Внезапно я прорываюсь жалобами, брожу взад-вперед нетвердой походкой, как дряхлый старец или как пьяный, меня прошибает пот сожалений и страхов — его так же невозможно остановить, как настоящий пот… Но столь же внезапно ко мне, поверженному, приезжает Женевьева, и все проясняется, становится даже забавно. Ясны и отчетливы ее шаги, ясен и отчетлив голос — едва я его услышал, равнодушия как не бывало; стройная фигурка с годами стала худощавой. Смотрю на Женевьеву. Смотрю, слушаю. И вдруг сладостной, неправдоподобной болью пронзает уверенность; да ведь это счастье! Долгое, верное! Заслужено ли оно, нет ли, что за важность, главное — это счастье, оно срослось со мной, оно уже неотделимо от меня, и в дни, которые, казалось, я едва пережил, я не замечал, что во мне живет Женевьева.

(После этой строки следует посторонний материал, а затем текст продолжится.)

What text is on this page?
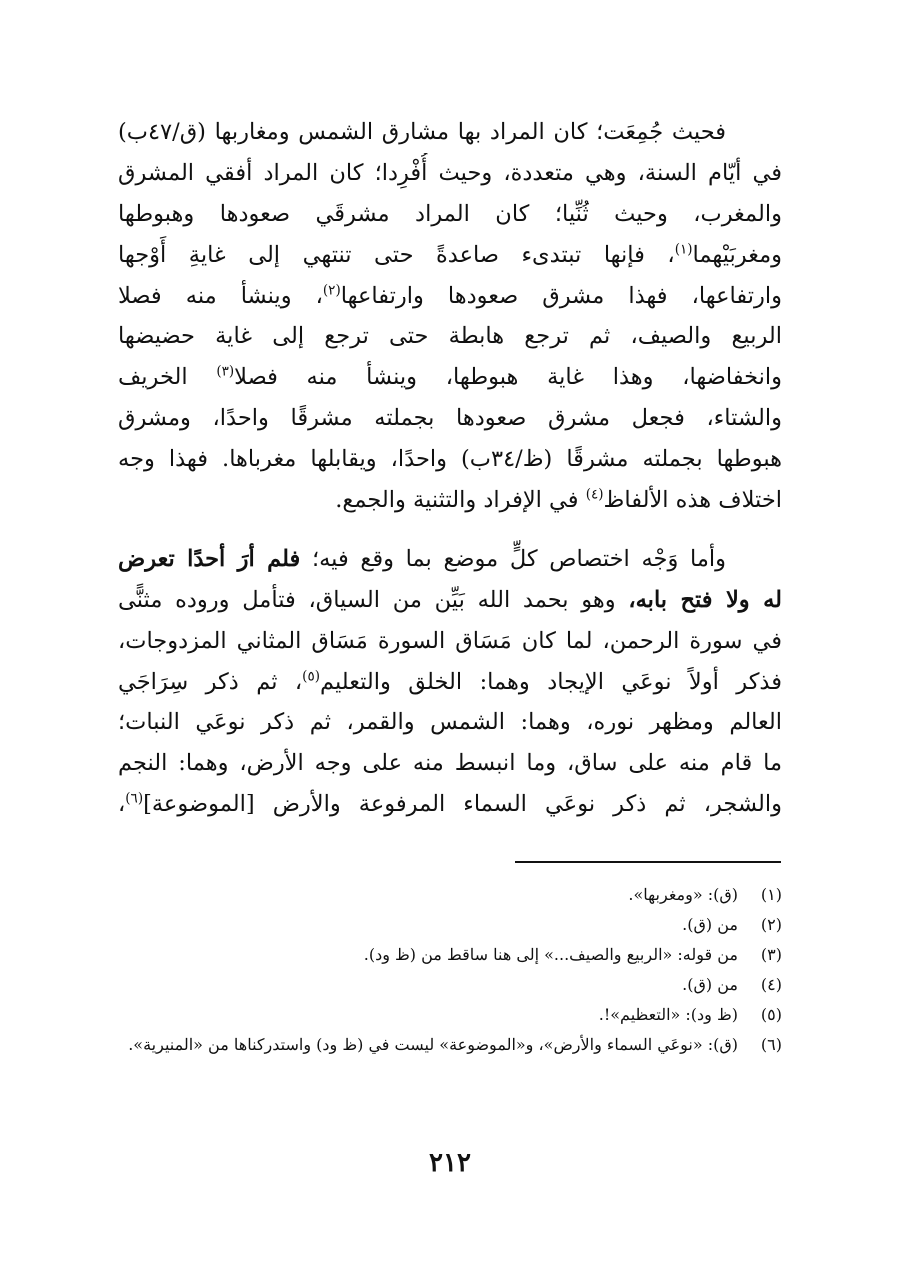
فحيث جُمِعَت؛ كان المراد بها مشارق الشمس ومغاربها (ق/٤٧ب)
في أيّام السنة، وهي متعددة، وحيث أُفْرِدا؛ كان المراد أفقي المشرق
والمغرب، وحيث ثُنِّيا؛ كان المراد مشرقَي صعودها وهبوطها
ومغربَيْهما$^{(١)}$، فإنها تبتدىء صاعدةً حتى تنتهي إلى غايةِ أَوْجها
وارتفاعها، فهذا مشرق صعودها وارتفاعها$^{(٢)}$، وينشأ منه فصلا
الربيع والصيف، ثم ترجع هابطة حتى ترجع إلى غاية حضيضها
وانخفاضها، وهذا غاية هبوطها، وينشأ منه فصلا$^{(٣)}$ الخريف
والشتاء، فجعل مشرق صعودها بجملته مشرقًا واحدًا، ومشرق
هبوطها بجملته مشرقًا (ظ/٣٤ب) واحدًا، ويقابلها مغرباها. فهذا وجه
اختلاف هذه الألفاظ$^{(٤)}$ في الإفراد والتثنية والجمع.
وأما وَجْه اختصاص كلٍّ موضع بما وقع فيه؛ فلم أرَ أحدًا تعرض
له ولا فتح بابه، وهو بحمد الله بَيِّن من السياق، فتأمل وروده مثنًّى
في سورة الرحمن، لما كان مَسَاق السورة مَسَاق المثاني المزدوجات،
فذكر أولاً نوعَي الإيجاد وهما: الخلق والتعليم$^{(٥)}$، ثم ذكر سِرَاجَي
العالم ومظهر نوره، وهما: الشمس والقمر، ثم ذكر نوعَي النبات؛
ما قام منه على ساق، وما انبسط منه على وجه الأرض، وهما: النجم
والشجر، ثم ذكر نوعَي السماء المرفوعة والأرض [الموضوعة]$^{(٦)}$،
(١)
(ق): «ومغربها».
(٢)
من (ق).
(٣)
من قوله: «الربيع والصيف...» إلى هنا ساقط من (ظ ود).
(٤)
من (ق).
(٥)
(ظ ود): «التعظيم»!.
(٦)
(ق): «نوعَي السماء والأرض»، و«الموضوعة» ليست في (ظ ود) واستدركناها من «المنيرية».
٢١٢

Беспутные девки, за которыми я когда-то гонялся, подцеплял их где попало, куда-то завлекал, целовался с ними по углам, — из всего этого можно сплести себе венок, такое к лицу героям модных романов — вечным странникам и страдальцам. Но Женевьева… Восемнадцать лет — единый, неиссякаемый поток великодушия. Наили драмы разрешались легко и весело. Редкостное мужество этой жизни вдвоем, за годы обретенное уменье в самую нужную минуту вдруг засмеяться — да как было не сложить об этом песню?.. Женевьева всегда хлопотала обо мне, как о больном, как о старом младенце, а я ни разу о ней не позаботился, ее силу и здравый смысл принимал как должное. Она оставалась мне верной соратницей, когда я менял фронт. Была бескорыстна, когда судьба над нами насмехалась. Трезво и деловито устраняла помехи с моего пути. Так разве не о чем сложить песню, хотя бы один куплет?..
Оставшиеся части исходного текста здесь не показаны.